Flotation on the horizon for Y&R

Confidential documents revealing the financial performance of Young & Rubicam have cast new light on why the fiercely private US advertising and marketing group is selling a stake of more than 20 per cent to a leveraged buyout company.

Confidential documents revealing the financial performance of Young & Rubicam have cast new light on why the fiercely private US advertising and marketing group is selling a stake of more than 20 per cent to a leveraged buyout company.

The sale has triggered speculation, denied by senior Y&R management, that the group will seek a public listing. Private companies often find it harder to market and extract a full value from their shares than publicly-quoted ones. The figures suggest that Y&R’s profit growth in the recent past, though healthy, has lagged behind that of publicly-traded rivals.

A perceived inability to compete in the area of acquisitions – where Omnicom and the Interpublic Group have been strong – is believed to be another motive for the recapitalisation. It could also mean more money will be available for more competitive senior management incentive packages.

The injection of new capital, believed by City sources to be about $200m (132m based on 1=$1.52) has been orchestrated by San Francisco-based Hellman & Friedman. Y&R is coy about the reasons for the recapitalisation, except to say it will “repurchase a portion of its remaining equity”.

H&F will require a hefty return for its investment – the benchmark figure is thought to be 30 per cent compound interest a year for such transactions. H&F will eventually want to sell the stake (which at 30 per cent would double in value in under three years). Informed sources believe flotation would be the neatest solution to this conundrum.

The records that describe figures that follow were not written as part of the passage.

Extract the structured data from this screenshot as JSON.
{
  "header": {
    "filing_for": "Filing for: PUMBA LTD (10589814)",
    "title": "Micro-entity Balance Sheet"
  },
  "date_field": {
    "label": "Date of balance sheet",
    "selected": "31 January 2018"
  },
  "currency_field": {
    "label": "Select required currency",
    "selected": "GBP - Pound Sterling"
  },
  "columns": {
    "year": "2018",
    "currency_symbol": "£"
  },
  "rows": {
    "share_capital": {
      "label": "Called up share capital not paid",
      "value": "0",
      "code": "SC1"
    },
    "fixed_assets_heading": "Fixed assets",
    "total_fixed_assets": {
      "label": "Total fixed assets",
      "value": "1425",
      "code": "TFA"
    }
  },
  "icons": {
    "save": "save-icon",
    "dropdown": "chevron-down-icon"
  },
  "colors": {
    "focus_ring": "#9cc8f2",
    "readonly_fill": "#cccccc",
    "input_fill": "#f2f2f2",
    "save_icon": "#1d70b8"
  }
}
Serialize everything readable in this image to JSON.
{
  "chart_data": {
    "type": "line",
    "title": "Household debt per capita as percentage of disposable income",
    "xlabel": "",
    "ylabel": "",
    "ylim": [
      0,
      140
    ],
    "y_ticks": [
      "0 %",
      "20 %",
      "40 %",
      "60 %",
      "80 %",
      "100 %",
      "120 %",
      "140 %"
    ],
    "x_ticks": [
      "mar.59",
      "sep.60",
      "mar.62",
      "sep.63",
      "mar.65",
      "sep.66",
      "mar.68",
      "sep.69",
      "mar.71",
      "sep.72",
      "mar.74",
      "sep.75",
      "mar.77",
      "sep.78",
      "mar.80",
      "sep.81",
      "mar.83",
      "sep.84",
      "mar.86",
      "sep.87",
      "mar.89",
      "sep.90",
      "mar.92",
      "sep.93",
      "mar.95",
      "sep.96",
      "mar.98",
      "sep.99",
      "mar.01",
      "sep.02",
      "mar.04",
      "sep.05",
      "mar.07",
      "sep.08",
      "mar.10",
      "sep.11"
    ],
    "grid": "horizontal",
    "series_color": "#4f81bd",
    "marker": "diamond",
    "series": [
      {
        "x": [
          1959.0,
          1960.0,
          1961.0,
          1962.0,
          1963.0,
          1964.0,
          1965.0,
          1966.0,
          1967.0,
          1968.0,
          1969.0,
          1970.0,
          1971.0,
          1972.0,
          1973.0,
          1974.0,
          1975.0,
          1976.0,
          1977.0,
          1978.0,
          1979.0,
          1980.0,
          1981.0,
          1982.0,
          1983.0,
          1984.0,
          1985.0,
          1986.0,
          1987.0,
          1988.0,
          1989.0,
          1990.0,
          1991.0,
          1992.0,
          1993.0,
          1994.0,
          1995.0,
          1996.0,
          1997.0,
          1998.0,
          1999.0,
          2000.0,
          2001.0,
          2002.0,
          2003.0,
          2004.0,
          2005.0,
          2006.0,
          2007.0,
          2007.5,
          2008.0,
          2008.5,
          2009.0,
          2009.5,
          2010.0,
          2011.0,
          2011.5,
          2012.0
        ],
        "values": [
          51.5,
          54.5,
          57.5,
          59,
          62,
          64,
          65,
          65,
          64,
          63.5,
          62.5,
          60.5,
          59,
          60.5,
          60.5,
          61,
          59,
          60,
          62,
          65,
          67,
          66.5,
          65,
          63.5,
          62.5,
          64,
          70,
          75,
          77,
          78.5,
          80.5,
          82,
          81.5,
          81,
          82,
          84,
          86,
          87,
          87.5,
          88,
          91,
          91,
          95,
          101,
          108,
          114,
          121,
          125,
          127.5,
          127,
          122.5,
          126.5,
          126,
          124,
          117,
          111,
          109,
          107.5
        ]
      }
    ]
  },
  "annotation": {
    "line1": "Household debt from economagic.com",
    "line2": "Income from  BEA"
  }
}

The confidential documents, seen by Marketing Week, reveal a steadily improving financial picture for the group.

In 1994 Y&R made $91m operating profit against $53m the previous year, an improvement of 72 per cent. Operating income during the same period rose slightly from $951m to $1bn, resulting in a profit margin boost of three points to nine per cent.

But this lags behind the 13 to 15 per cent enjoyed by its publicly traded rivals such as Omnicom, Interpublic and True North. Y&R set a target operating profit of $125m for 1995 and has subsequently experienced strong new business growth. Y&R’s 1995 income surged to $1.2bn, on billings which moved up 23 per cent to $9.86bn.

Income growth in the US ran ahead of Europe in 1994 ($463m against $317m) and yielded a 17 per cent profit margin, the highest for any region except Latin America, where it was 26 per cent. Europe’s was the lowest rate at five per cent, an improvement of three points on the previous year.

Advertising produced income of $462m out of group income of $1bn in 1994, and yielded an operating profit of $65m, an increase of 37 per cent on the previous year. But the PR group Burson Marsteller revealed static income of $200m while, operating profit rose 75 per cent to $15m. Cato Wunderman Johnson’s operating profit rose 125 per cent to $21m on income up from $140m to $162m during the same period. The Dentsu Y&R network made operating profit of $5m on $64m income compared with $4m on $60m the previous year.